From what else Mama told me, the school was once some castle that had fallen into disrepair. Instead of destroying it, they wanted to preserve the history of the site. Thus, they converted it into one of the most prestigious private schools in the country.

'Not only will you be representing the family,you'll be an important member of the school.' Mama seemed to enjoy telling me, repeatedly.
It made me feel uncomfortable, and a little... the word escaped my mind. I wasn't even sure how to explain it to anyone else, let alone myself.

Mama had this way of making you feel important and inferior at the same time, I had no idea how she did it.

We left the Inn and headed for the school. It wasn't a far ride, which I was thankful for. The cobblestone roads made the traveling a little bumpy, but the scenery more than made up for it; luscious landscapes, beautiful skies, and wildlife everywhere.

The trees seemed to be alive as they swayed in the breeze, and the sky seemed to have an almost paint brushed look to them. Watching the animals scurry around the trees and the grass made me wish I was able to run free in the fresh air.

The surroundings reminded me of a painting Father brought home from one of his trips to London. It was of an artist named Monet, Claude Monet. He did a lot of oil paintings and loved landscapes. I used to wish that I had his talent and eye for the world.

Part of me hoped that we would be taking some art classes. Even though I knew I had no talent at it, I was willing to learn. We pulled up the long drive in front of the school. I stared in awe out the window of the carriage. There were stain glass windows everywhere, they had restored the castle beautifully.

I couldn't help but wonder what the inside looked like, I knew it had to be just as breathtaking as the outside. In fact I felt a lot like the castle, calm on the outside, a lot of fear inside as I sat there.

You've nothing to be afraid of you're going to be fine here, I tried telling myself, but it wasn't working. I was terrified.

I watched as Father and Mama got out of the carriage. They told Thomas and William to stay inside so they wouldn't be getting under foot.

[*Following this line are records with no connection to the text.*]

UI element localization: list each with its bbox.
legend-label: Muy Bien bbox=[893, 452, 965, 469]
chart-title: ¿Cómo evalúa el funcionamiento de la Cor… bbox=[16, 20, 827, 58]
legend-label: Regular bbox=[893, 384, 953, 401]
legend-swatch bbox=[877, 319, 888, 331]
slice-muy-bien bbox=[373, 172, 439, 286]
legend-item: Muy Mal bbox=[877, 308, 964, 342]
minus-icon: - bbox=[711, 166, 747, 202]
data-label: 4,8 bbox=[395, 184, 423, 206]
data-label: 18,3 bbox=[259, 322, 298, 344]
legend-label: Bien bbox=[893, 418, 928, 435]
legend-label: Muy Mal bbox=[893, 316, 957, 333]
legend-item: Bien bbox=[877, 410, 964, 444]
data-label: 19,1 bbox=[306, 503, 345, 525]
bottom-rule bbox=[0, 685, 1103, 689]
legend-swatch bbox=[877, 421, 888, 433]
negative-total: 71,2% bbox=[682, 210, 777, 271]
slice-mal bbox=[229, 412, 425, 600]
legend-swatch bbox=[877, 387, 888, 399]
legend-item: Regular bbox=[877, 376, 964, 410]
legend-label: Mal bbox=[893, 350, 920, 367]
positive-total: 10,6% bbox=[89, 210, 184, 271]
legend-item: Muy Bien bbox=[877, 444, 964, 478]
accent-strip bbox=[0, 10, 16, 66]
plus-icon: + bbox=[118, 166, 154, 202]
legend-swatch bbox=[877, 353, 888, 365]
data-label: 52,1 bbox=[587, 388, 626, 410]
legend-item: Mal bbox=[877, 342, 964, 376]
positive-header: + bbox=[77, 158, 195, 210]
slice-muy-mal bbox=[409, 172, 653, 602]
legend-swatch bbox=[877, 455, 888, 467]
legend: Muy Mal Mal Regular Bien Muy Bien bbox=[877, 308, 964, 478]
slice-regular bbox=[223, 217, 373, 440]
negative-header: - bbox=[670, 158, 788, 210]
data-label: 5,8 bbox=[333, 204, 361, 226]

A pair of groans could be heard from the pair as they slumped back into their seats.

“Let's go, Danielle,” Father called.

As I stepped out of the carriage, another pulled up behind us. A girl about my age stepped out, alone. Her hair was fire red and tied back in ribbons, her dress was similar in design to my own but far more expansive. One look in her crystal blue eyes showed me that she was just as nervous as I was. This made me feel a little better.

“Danielle,” Father called again. “It's time to go inside and get everything settled.”
I blushed at having been caught staring and not doing what I had been told. As I walked up the front steps of what was about to be my new home, I couldn't help thinking, that perhaps it wouldn't be so bad after all.

“Are you ready?” Father asked, turning back to me.

“Yes, I think so,” I said, eying the school again. Mama approached me and put a reassuring hand on my shoulder.

“We won't be staying,” Father said, in his 'I know what's best' voice. “We'll make sure your luggage is brought to your room, check to see if anything else is needed, then we will be heading back to the Inn.”

I was a little confused. Suddenly Father sounded cold and distant. I looked at Mama for answers, but she seemed to be just as confused as I did.

Father ordered the driver to help bring the luggage into the foyer of the castle. Immediately he jumped from the seat and began unloading the trunks that had been placed on top. No one ever questioned Father. When he said something... everyone moved, it didn't matter who they were.